The unforeseen value of that decision was that suddenly nothing had to be done. A pause rolled in, an unplanned reflective retreat—two nights and the day between. I had nothing more to do and no one was asking any questions about it. I could knock around, tinker, and wonder.
The moment reminded me of one of my older poems. I could remember the feel, and a few lines, but I couldn’t remember the title: Deep breaths, relaxed and alert,/ the work approaching, the deluge--/or is it already complete? Are we finished--/simply waiting for the curtain,/ for what has been stored in potential/ to play out in release?
That’s the feeling I remembered. I’m tempted to call it “imminence” but it might more accurately be “immanence.”
The difference is a numinous quality, something mysterious, momentous, a glimpse of something vast and incomprehensible.
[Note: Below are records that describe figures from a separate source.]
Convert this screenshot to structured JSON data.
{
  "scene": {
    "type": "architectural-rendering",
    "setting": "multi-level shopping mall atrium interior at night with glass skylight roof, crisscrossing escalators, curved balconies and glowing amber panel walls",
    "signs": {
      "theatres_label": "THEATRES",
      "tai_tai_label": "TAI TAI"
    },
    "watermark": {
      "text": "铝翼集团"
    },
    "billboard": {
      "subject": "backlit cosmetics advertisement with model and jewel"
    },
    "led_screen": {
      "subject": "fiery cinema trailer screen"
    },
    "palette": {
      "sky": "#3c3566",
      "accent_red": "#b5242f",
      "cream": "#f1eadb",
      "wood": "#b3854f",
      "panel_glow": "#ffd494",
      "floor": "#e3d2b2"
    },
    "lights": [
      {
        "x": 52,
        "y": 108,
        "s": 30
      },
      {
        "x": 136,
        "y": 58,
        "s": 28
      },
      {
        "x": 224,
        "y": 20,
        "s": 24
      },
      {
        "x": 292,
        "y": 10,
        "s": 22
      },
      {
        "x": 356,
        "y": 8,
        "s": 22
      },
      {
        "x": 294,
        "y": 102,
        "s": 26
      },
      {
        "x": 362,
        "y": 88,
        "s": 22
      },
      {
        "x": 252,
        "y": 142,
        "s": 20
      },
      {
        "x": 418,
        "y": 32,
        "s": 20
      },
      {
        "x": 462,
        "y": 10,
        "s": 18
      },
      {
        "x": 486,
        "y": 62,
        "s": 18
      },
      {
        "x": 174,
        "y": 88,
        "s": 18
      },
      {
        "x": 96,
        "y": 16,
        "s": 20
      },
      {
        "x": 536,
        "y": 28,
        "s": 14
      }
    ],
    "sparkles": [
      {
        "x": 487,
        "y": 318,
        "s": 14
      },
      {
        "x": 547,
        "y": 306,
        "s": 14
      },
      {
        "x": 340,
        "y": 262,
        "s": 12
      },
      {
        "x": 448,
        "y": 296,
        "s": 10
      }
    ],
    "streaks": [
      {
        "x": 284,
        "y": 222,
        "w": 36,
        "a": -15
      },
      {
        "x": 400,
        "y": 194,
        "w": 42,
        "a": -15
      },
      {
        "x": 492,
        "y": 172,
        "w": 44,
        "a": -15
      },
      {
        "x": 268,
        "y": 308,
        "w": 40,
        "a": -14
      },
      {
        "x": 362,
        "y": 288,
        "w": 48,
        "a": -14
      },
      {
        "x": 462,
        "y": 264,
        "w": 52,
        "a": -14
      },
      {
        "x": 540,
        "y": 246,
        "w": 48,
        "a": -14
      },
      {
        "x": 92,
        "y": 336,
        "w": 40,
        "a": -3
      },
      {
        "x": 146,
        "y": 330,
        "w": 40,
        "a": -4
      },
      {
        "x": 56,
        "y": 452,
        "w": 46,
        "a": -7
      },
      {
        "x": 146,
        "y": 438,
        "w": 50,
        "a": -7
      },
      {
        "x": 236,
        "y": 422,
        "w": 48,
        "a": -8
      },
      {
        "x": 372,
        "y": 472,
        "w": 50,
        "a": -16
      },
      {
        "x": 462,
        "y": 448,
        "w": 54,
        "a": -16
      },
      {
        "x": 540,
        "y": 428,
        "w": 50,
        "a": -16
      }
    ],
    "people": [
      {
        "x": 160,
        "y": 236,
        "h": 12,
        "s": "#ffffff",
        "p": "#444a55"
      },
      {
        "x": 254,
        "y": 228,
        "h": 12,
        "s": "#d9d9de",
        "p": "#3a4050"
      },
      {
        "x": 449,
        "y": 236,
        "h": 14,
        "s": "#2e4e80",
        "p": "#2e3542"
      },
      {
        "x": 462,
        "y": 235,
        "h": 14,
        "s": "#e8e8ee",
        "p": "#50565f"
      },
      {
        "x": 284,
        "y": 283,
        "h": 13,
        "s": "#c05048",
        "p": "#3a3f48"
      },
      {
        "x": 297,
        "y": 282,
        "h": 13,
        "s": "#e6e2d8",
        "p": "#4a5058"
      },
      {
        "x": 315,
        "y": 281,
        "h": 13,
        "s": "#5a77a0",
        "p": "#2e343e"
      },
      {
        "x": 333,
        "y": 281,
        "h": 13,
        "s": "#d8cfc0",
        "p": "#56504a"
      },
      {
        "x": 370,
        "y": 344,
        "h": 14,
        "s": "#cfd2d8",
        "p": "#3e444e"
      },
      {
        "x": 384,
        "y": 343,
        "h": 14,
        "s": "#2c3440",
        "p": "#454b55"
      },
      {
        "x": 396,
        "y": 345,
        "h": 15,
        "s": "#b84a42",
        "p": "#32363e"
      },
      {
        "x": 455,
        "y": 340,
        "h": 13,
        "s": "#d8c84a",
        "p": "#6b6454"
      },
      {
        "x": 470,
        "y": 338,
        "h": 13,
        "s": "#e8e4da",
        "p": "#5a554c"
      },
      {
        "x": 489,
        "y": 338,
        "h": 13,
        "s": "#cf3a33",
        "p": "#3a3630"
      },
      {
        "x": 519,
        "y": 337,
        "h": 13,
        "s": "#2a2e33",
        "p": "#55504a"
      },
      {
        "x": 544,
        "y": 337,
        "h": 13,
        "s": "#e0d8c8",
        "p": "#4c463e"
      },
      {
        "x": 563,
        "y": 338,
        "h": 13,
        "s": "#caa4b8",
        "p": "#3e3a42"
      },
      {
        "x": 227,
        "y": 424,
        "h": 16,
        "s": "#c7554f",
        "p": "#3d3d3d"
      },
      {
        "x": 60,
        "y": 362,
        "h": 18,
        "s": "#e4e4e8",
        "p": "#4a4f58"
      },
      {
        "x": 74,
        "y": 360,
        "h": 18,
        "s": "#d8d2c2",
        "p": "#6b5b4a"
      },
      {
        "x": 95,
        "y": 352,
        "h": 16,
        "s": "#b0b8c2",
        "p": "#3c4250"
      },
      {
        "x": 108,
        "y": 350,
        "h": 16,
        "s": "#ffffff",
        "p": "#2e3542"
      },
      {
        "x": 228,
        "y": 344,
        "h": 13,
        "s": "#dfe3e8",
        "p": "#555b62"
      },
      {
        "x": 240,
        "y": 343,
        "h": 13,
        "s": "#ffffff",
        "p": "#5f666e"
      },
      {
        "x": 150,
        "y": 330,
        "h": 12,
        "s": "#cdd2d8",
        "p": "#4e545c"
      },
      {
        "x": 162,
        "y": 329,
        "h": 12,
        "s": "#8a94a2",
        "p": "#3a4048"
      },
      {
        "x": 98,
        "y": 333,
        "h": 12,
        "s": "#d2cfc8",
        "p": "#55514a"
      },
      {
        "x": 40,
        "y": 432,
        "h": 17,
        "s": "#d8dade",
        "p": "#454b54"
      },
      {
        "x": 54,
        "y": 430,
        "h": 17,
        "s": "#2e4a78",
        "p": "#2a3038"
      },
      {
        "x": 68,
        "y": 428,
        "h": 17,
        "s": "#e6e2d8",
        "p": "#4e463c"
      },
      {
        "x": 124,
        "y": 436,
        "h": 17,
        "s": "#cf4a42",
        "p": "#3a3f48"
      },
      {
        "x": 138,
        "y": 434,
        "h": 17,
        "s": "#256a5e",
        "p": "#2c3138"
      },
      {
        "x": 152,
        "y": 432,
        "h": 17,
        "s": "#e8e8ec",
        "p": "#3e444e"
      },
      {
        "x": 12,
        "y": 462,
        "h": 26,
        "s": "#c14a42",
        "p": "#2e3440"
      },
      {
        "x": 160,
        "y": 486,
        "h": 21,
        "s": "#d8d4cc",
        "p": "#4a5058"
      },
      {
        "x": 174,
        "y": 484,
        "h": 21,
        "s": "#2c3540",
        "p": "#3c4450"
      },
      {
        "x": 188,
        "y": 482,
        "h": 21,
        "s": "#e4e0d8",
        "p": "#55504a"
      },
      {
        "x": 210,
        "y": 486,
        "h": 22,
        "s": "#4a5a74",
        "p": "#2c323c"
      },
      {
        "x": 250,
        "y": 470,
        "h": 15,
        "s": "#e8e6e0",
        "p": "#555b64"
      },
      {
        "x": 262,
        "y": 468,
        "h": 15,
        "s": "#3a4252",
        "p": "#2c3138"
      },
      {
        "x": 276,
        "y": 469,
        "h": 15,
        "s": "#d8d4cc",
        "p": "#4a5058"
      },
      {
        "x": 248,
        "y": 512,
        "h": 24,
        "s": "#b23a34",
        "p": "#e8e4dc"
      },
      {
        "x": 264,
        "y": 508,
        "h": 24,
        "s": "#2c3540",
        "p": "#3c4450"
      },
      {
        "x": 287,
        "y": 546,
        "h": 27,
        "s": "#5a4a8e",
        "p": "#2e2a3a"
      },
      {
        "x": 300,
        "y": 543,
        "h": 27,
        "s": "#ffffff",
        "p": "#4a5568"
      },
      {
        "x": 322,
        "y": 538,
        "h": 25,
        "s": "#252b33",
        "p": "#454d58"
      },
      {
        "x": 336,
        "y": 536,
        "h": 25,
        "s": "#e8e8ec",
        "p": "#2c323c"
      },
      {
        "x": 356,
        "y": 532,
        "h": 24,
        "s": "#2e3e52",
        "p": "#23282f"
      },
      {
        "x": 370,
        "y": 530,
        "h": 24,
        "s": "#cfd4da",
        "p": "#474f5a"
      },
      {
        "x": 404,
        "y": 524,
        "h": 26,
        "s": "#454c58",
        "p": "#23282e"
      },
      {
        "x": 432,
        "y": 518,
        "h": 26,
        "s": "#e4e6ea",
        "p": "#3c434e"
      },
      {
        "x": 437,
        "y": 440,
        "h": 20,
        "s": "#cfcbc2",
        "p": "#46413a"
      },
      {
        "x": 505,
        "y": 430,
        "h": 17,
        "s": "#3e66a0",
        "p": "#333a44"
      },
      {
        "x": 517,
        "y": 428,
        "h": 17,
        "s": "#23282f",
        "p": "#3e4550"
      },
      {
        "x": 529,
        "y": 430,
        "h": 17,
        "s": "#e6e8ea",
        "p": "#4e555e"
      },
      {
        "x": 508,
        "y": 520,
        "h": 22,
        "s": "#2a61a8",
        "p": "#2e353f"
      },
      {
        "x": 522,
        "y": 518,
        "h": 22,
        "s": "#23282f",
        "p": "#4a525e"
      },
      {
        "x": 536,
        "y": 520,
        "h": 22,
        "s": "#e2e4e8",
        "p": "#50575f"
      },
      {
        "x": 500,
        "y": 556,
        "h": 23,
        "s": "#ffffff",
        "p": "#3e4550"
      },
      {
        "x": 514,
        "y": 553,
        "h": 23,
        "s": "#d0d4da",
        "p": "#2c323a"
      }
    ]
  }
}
It’s a sense that everything is exactly as it should be but I don’t yet know what it is, what it’s for, or what it may demand of me.
I get this feeling a lot.
The day of waiting for the book to be announced led me to find the poem I was thinking of—and then to wonder why it wasn’t in the book. That led to one of those familiar creative dilemmas in which I questioned why other poems were in the book. Which led to the recognition that it’s all exactly as it should be. Let’s see what happens.
The unpublished poem is called “Way of Being.”
WAY OF BEING
The way thunder tumbles,
a train coming on a warm evening
carrying heavy rain:
with shelter near we languish, nuzzling
the luxury of all that fluid change--
at hand, but not on us yet.
Deep breaths, relaxed and alert,
the work approaching, the deluge--
or is it already complete? Are we finished--
simply waiting for the curtain,
for what has been stored in potential
to play out in release?
Anchor cut, the ship
its own power and that of the sea--
into the realm of wind shifts
and rogue waves; the barrier between
life and death more porous. Tears
beginning, live emotion, the thrill
of grief as reptile-brain recalls
all the ways of destruction
as near at hand as those of salvation.
And yet we stand—somewhere between--
in the moment we've always dreamed of:
focus of habit under wraps, fear finally
two levels down, wonder driving the bus.
No need to contribute
to retirement or fasten
seat-belts—this passage worth
far more than old age or another
string of red-veined sunsets repeating
over Tahiti's ocean—this once
we let ourselves be, and be, and be.